Various studies have suggested the presence of triacylglycerol in cyanobacteria, but no convincing evidence exists. We purified a substance co-migrating with triacylglycerol in thin-layer chromatography and determined its structure using mass spectrometry, gas chromatography, and ¹H and ¹³C NMR. The major components were palmitoyl and stearoyl plastoquinols (acyl plastoquinol). Acyl plastoquinol has never been described before, although acyloxy derivative of plastoquione has been described as plastoquinone B. The level of acyl plastoquinol was 0.4% of the total lipids. We still do not have clear evidence for the presence of triacylglycerol. If present, the maximum triacylglycerol level must be at most 10% of acyl plastoquinol. The Synechocystis Slr2103 protein was suggested to synthesize triacylglycerol, but the product could be acyl plastoquinol. The possible roles of this novel compound in photosynthesis should be a new focus of research.

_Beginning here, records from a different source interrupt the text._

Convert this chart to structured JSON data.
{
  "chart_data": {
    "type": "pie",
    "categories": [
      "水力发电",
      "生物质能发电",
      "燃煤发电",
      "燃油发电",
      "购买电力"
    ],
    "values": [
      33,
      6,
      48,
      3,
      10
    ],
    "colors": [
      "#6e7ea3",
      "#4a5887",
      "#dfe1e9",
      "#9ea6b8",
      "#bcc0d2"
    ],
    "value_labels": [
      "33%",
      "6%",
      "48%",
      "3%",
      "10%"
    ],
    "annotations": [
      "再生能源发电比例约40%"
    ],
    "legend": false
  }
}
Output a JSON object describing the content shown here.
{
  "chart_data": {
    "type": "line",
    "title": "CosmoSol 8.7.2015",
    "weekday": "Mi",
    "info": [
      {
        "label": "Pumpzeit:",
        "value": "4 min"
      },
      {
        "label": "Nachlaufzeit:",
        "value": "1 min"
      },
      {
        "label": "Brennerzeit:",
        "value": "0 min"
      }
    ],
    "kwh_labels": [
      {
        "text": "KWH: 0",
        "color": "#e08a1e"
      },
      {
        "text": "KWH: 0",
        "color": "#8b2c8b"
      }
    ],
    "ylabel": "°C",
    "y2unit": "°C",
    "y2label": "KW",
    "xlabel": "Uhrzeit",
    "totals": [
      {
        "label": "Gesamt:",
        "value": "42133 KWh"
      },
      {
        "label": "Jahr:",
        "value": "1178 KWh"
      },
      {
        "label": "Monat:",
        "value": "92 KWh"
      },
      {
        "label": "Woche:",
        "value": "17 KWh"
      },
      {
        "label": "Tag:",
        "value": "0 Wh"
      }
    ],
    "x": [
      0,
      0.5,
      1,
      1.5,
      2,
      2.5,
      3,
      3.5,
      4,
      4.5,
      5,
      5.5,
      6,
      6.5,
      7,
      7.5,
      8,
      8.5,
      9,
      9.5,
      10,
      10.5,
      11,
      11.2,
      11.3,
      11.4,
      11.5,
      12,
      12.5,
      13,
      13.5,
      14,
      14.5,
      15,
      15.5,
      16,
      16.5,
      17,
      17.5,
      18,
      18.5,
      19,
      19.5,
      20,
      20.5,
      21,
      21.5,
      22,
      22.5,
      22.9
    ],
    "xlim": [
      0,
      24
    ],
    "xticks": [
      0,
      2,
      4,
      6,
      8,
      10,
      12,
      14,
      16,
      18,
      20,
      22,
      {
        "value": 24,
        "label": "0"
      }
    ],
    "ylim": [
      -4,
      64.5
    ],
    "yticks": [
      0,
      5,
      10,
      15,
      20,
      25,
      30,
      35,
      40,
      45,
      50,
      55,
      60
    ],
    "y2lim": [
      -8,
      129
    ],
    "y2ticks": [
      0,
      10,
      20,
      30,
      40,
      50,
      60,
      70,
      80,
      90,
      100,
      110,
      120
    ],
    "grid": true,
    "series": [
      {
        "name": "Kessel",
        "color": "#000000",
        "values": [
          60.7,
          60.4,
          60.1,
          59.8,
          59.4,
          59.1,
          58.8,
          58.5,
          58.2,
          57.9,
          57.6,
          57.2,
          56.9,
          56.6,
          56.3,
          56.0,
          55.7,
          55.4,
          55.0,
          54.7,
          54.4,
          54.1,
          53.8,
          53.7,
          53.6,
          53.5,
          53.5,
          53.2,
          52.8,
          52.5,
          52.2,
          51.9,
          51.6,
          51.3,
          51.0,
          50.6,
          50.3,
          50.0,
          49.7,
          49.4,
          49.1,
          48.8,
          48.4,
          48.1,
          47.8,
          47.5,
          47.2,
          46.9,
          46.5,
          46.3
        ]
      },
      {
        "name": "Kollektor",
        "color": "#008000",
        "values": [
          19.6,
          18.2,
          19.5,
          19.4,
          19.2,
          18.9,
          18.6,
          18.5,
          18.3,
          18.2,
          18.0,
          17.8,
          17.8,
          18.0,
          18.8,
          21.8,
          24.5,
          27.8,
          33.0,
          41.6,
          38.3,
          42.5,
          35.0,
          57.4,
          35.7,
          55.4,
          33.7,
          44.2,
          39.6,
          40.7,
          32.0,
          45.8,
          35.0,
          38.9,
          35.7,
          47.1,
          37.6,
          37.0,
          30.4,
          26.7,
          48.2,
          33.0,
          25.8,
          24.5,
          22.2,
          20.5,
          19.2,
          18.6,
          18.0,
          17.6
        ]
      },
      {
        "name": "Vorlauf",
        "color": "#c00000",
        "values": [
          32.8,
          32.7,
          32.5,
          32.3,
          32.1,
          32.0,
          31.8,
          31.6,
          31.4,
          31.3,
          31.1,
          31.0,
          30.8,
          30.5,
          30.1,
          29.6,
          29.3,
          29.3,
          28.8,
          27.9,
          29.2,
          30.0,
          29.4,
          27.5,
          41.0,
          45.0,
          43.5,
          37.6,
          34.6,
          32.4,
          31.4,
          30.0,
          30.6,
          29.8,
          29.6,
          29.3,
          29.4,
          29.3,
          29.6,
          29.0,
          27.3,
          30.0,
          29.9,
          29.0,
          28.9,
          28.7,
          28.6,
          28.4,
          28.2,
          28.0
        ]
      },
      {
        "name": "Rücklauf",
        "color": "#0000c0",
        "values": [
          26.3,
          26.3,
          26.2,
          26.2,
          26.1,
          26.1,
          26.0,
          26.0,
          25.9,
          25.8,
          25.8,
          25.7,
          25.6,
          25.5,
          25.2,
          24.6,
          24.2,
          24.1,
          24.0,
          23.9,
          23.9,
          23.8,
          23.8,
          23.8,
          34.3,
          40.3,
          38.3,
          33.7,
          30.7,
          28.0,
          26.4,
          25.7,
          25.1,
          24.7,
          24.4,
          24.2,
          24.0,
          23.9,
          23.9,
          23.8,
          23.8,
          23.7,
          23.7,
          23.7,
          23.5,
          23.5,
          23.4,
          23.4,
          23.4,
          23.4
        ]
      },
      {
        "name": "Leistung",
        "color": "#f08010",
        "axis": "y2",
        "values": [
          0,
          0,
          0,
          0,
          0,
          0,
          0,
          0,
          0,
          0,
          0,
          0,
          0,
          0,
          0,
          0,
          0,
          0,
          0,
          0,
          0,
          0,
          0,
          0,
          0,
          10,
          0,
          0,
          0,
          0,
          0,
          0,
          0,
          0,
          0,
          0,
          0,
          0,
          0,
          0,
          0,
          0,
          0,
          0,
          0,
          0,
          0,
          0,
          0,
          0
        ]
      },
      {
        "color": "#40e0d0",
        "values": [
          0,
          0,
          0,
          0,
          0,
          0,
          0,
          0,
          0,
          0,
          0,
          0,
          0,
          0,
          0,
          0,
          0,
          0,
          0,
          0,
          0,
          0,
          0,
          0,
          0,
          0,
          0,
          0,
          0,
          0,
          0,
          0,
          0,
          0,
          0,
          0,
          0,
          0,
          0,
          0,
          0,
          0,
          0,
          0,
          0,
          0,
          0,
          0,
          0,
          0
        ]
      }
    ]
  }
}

slr2103, a homolog of type-2 diacylglycerol acyltransferase genes, for plastoquinone-related neutral lipid synthesis and NaCl-stress acclimatization in a cyanobacterium, Synechocystis sp. PCC 6803

A cyanobacterium, Synechocystis sp. PCC 6803, contains a lipid with triacylglycerol-like TLC mobility but its identity and physiological roles remain unknown. Here, on ESI-positive LC-MS² analysis, it is shown that the triacylglycerol-like lipid (lipid X) is related to plastoquinone and can be grouped into two subclasses, X_a and X_b, the latter of which is esterified by 16:0 and 18:0. This study further shows that a Synechocystis homolog of type-2 diacylglycerol acyltransferase genes, slr2103, is essential for lipid X synthesis: lipid X disappears in a Synechocystis slr2103-disruptant whereas it appears in an slr2103-overexpressing transformant (OE) of Synechococcus elongatus PCC 7942 that intrinsically lacks lipid X. The slr2103 disruption causes Synechocystis cells to accumulate plastoquinone-C at an abnormally high level whereas slr2103 overexpression in Synechococcus causes the cells to almost completely lose it. It is thus deduced that slr2103 encodes a novel acyltransferase that esterifies 16:0 or 18:0 with plastoquinone-C for the synthesis of lipid X_b. Characterization of the slr2103-disruptant in Synechocystis shows that slr2103 contributes to sedimented-cell growth in a static culture, and to bloom-like structure formation and its expansion by promoting cell aggregation and floatation upon imposition of saline stress (0.3-0.6 M NaCl). These observations provide a basis for elucidation of the molecular mechanism of a novel cyanobacterial strategy to acclimatize to saline stress, and one for development of a system of seawater-utilization and economical harvesting of cyanobacterial cells with high-value added compounds, or blooming control of toxic cyanobacteria.